Foi aprovada pelos vereadores de Franca o Projeto de Emenda à Lei Orgânica nº 2/2021, de autoria dos vereadores Donizete da Farmácia (MDB), Zezinho Cabeleireiro (PP) e Marcelo Tidy (DEM), que altera a redação do inciso IV, do art. 8º, da Lei Orgânica do Município de Franca. A matéria visa permitir a abertura, conservação e manutenção de estradas e caminhos, sobretudo em áreas urbanizáveis, de expansão urbana e de ocupação rural, sob jurisdição do município. “É um projeto muito importante pra cidade está dando uma autonomia que a Prefeitura passe a máquina nestas estradas, onde tem muitas crianças, que precisa pegar as vans escolares, onde moram”, justificou um dos autores da matéria, o vereador Zezinho Cabeleireiro (PP).
Também foi aprovado o Projeto de Lei nº 125/2021, de autoria do prefeito Alexandre Ferreira (MDB), que revoga a Lei Municipal 8.348, de 18 de dezembro de 2015, pela renúncia à Declaração Municipal de Utilidade Pública do Instituto Cidade do Calçado.
“Essa foi uma exigência para manter a qualificação da entidade como OSCIP. Sendo assim, considerando que a Declaração de Utilidade Pública é concedida por lei, consequentemente, também por lei deve ser revogada”, explicou o chefe do Poder Executivo.
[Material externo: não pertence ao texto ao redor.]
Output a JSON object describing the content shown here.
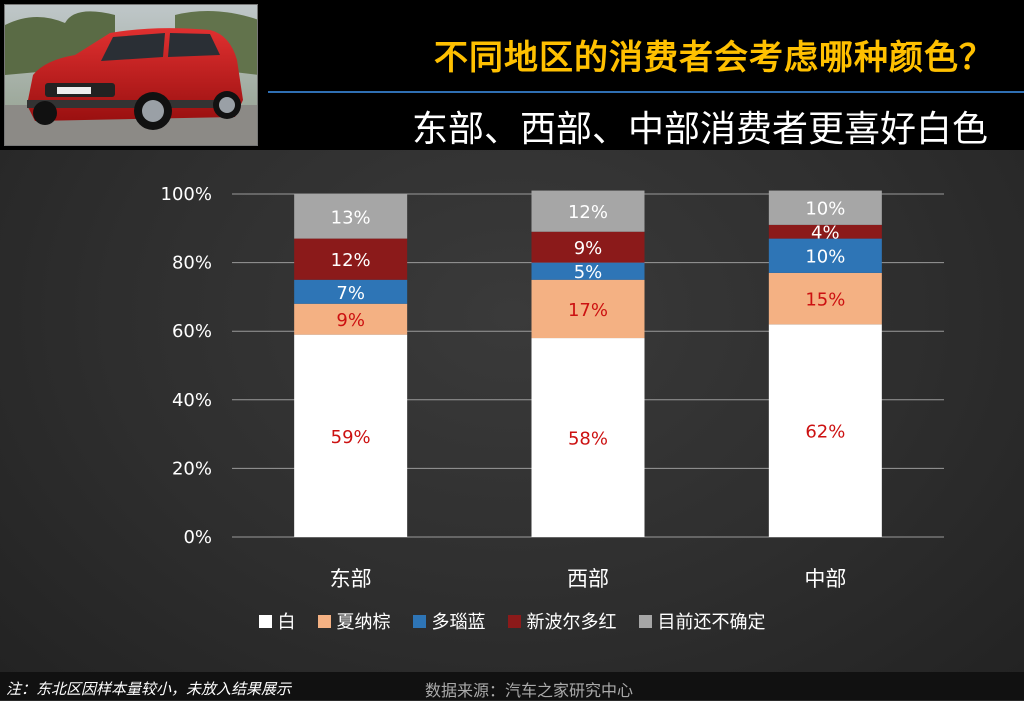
{
  "header": {
    "title": "不同地区的消费者会考虑哪种颜色？",
    "subtitle": "东部、西部、中部消费者更喜好白色"
  },
  "footer": {
    "note": "注：东北区因样本量较小，未放入结果展示",
    "source": "数据来源：汽车之家研究中心"
  },
  "chart_data": {
    "type": "bar",
    "stacked": true,
    "categories": [
      "东部",
      "西部",
      "中部"
    ],
    "series": [
      {
        "name": "白",
        "color": "#ffffff",
        "label_color": "#cc1111",
        "values": [
          59,
          58,
          62
        ]
      },
      {
        "name": "夏纳棕",
        "color": "#f4b183",
        "label_color": "#cc1111",
        "values": [
          9,
          17,
          15
        ]
      },
      {
        "name": "多瑙蓝",
        "color": "#2e75b6",
        "label_color": "#ffffff",
        "values": [
          7,
          5,
          10
        ]
      },
      {
        "name": "新波尔多红",
        "color": "#8b1a1a",
        "label_color": "#ffffff",
        "values": [
          12,
          9,
          4
        ]
      },
      {
        "name": "目前还不确定",
        "color": "#a6a6a6",
        "label_color": "#ffffff",
        "values": [
          13,
          12,
          10
        ]
      }
    ],
    "yticks": [
      "0%",
      "20%",
      "40%",
      "60%",
      "80%",
      "100%"
    ],
    "ylim": [
      0,
      100
    ],
    "unit": "%",
    "grid": true,
    "legend_position": "bottom"
  }
}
Foi votado e aprovado o Requerimento nº 377/2021, do vereador Luiz Amaral (REP), que solicita informações sobre a existência de projeto para instalação de um posto de coleta para exames laboratoriais na região sul da cidade. “Grande é a dificuldade deste pessoal da região sul, de estar vindo ao Centro para fazer estes exames, então, este é o problema. Não é uma, são muitos que estão pedindo para que resolva esta situação”, justificou Amaral.
Os vereadores aprovaram ainda o Requerimento nº 382/2021, do vereador Gilson Pelizaro (PT), pelo qual pede informações ao Sr. Prefeito Municipal em relação à crise hídrica do município. O documento indaga sobre quais providências estão sendo tomadas pela municipalidade em relação aos possíveis impactos aos serviços prestados pela Prefeitura diante de um eventual apagão. Pelizaro questiona ainda a existência de ações para redução do consumo de energia elétrica e respectivos prazos. Também pergunta o percentual de pontos de iluminação pública substituídos por lâmpadas LED e se existe um plano para substituição integral da iluminação nas vias públicas pela tecnologia.
O autor da matéria defendeu a convocação de representante da CPFL, responsável pela distribuição de energia elétrica no município, para prestar esclarecimentos acerca das frequentes quedas de energia registradas e sobre a existência de plano para enfrentar um possível “apagão”.